The 49ers were quick to repudiate Culliver's earlier remarks and Culliver did apologize, but perhaps the most important thing about Culliver's story is how seriously out of step he is with current momentum in the world of sports. Consider the other following developments from only the past few weeks:

GLSEN (Gay, Lesbian and Straight Education Network) supporter and star NBA player Kenneth Faried of the Denver Nuggets appeared alongside his two moms in a video supporting marriage equality;

AOL recently released a video with US international soccer star Megan Rapinoe in support of GLSEN, No Name-Calling Week and Changing the Game: The GLSEN Sports Project;

Vancouver Canucks' goaltender Cory Schneider shared the ice with 16-year-old transman and fellow goaltender Cory Oksam for a birthday celebration the young man is unlikely to ever forget. The story was featured in the team's fan newsletter the very next day.

Years of brave and trailblazing advocacy of athletes from Billie Jean King, Greg Louganis and Billy Bean to Faried, Schneider and Rapinoe means that players like Culliver no longer have license to spout hateful thoughts at will and without comment.

Now, we're witnessing this inclusive message of sportsmanship transform school gyms and athletic fields.
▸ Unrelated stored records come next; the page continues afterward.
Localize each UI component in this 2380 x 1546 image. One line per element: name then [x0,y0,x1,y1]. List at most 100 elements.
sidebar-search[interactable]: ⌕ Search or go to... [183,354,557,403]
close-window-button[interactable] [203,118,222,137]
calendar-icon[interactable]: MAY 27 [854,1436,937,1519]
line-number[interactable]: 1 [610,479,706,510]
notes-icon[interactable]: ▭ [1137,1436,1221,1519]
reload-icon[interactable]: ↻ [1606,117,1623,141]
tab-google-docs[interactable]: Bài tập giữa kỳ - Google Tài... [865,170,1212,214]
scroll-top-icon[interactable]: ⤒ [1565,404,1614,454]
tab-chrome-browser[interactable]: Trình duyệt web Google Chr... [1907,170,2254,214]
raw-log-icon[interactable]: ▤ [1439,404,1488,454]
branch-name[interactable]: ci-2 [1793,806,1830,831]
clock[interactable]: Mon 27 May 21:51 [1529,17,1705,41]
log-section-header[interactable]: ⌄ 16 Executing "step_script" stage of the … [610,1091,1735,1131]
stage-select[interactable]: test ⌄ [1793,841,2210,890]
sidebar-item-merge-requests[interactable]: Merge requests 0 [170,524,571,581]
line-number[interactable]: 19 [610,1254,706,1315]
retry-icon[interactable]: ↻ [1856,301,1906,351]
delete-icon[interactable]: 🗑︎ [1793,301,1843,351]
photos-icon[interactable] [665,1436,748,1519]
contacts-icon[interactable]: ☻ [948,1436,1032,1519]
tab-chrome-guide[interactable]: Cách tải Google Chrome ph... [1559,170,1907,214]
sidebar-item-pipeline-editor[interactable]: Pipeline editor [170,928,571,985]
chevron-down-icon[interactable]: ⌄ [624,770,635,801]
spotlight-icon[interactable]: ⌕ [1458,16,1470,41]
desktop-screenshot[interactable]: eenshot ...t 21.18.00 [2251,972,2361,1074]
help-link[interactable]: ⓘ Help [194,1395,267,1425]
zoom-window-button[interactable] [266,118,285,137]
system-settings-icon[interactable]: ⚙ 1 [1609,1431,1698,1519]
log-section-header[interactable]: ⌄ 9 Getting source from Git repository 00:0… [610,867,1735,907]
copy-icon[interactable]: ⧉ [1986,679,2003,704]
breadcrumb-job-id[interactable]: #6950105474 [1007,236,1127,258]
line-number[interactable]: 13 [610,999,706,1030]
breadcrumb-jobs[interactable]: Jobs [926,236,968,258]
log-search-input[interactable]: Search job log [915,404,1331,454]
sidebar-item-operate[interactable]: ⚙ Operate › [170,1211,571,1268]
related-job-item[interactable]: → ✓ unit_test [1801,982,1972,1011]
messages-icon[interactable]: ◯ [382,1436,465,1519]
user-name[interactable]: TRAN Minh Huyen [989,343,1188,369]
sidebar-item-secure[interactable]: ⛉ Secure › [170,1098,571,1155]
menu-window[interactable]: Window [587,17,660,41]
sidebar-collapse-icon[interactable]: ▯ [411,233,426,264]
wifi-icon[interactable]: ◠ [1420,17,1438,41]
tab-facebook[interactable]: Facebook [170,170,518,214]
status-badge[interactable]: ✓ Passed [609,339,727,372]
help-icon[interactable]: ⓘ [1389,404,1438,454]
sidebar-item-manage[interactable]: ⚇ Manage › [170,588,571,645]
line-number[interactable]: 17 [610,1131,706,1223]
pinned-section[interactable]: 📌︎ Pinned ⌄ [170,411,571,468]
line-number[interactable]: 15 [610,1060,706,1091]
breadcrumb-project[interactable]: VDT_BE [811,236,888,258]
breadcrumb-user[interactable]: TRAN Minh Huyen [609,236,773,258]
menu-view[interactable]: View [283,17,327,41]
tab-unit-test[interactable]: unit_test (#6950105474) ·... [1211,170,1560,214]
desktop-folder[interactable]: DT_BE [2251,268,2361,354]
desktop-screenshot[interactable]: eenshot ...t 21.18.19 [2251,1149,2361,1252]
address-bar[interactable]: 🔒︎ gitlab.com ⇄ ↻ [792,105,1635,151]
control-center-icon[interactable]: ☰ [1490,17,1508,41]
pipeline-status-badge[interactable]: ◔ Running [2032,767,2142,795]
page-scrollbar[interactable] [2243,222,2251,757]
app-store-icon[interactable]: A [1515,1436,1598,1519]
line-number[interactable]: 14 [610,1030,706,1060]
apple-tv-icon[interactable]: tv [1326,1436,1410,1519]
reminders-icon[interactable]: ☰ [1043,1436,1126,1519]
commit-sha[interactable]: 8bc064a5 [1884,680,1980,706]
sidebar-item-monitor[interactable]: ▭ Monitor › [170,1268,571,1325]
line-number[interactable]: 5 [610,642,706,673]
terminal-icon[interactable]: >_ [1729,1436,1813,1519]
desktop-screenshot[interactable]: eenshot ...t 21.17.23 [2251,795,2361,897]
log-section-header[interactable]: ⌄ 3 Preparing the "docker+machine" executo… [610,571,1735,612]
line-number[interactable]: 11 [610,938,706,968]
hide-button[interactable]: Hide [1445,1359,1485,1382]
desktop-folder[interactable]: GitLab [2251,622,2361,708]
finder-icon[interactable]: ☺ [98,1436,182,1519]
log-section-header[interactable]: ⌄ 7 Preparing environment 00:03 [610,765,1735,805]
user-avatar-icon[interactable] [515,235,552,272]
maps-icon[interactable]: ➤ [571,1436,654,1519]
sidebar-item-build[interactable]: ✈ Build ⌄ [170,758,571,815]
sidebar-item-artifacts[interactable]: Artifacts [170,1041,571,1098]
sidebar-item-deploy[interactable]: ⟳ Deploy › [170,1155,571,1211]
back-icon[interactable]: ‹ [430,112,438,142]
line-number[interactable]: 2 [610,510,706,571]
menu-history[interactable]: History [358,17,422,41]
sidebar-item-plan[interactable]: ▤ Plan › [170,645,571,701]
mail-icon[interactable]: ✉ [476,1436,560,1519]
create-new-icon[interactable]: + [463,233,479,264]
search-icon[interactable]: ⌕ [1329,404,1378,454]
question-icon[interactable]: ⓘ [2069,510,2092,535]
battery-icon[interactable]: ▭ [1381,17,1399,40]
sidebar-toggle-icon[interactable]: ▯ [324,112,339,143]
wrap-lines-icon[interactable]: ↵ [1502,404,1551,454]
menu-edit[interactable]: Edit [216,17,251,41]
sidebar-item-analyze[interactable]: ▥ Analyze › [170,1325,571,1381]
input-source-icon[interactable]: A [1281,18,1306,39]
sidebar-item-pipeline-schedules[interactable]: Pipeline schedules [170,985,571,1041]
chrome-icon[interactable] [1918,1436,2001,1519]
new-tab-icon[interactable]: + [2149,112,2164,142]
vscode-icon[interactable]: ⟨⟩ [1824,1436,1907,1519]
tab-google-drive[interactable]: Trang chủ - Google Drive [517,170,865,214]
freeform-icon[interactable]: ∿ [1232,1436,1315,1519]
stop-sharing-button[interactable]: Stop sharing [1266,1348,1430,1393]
School coaches in places like Bethesda, Maryland are leading student-athletes to take the GLSEN's Team Respect Challenge. And Washington's Interscholastic Activities Association has adopted trans-inclusive policies to guide high school interscholastic sports in the entire state.

GLSEN is proud to have had the support of so many of the individuals who helped bring this change about, most recently on the incredible Advisory Board for Changing the Game. And while incidents like Culliver's hurtful remarks continue to surface, we are grateful to count upon your support to affect change from the football field to the school gym.

Our work remains largely undone, especially in school-based sports and physical education, but together, we can keep up the momentum to ensure schools are safe and healthy places for our youth.

Eliza Byard is the executive director of GLSEN.